Was für ein Debakel! Nach den Niederlagen der deutschen Champions-League-Teilnehmer haben auch die deutschen Europa-League-Teams ihre Partien verloren. Sechs Niederlagen an einem Europapokal-Spieltag - das gab es seit Jahrzehnten nicht mehr.

Mazedonien, Slowenien, Kasachstan, Weißrussland, Bulgarien, Aserbaidschan: Das ist nur eine kleine Auswahl der insgesamt 26 (!) Länder, die in dieser Europapokal-Saison eine bessere Bilanz aufweisen als Deutschland.

SC Freiburg leitete schwache Europapokal-Saison ein

Mit sieben Teams startete die Bundesliga in diese Europapokal-Saison - der SC Freiburg musste sich bereits in der Europa-League-Qualifikation dem slowenischen Vertreter NK Domzale geschlagen geben.

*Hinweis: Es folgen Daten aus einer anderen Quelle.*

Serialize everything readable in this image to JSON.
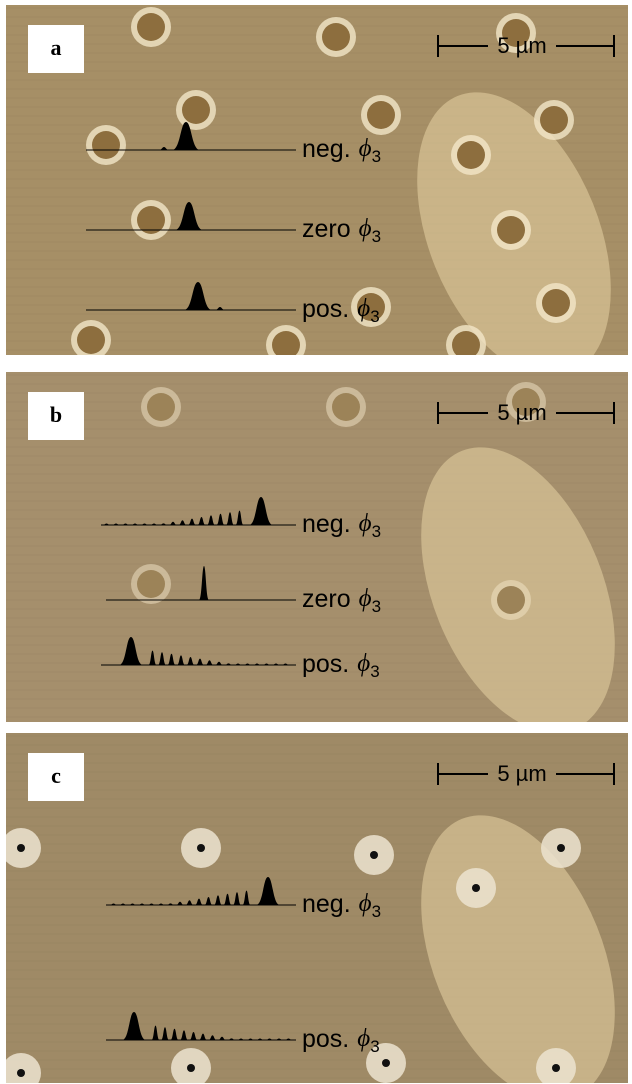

Hoeneß soll sich bei Trainer-Suche auch mit dem Ex-Bayern-Profi beschäftigen.

1899 Hoffenheim scheiterte in den Champions-League-Playoffs deutlich am FC Liverpool - und verlor am ersten Europa-League-Spieltag gegen Sporting Braga aus Portugal.

Auch der 1. FC Köln und Borussia Dortmund unterlagen zum Auftakt der Europapokal-Gruppenphasen.

Hertha BSC und RB Leipzig holten immerhin ein Remis, der FC Bayern gewann standesgemäß gegen den RSC Anderlecht.

Es war ein schwacher Auftakt - doch wer dachte, schlechter geht es nicht, sieht sich nun getäuscht: In dieser Woche verloren gleich alle sechs Bundesligisten ihre Champions- bzw. Europa-League-Spiele.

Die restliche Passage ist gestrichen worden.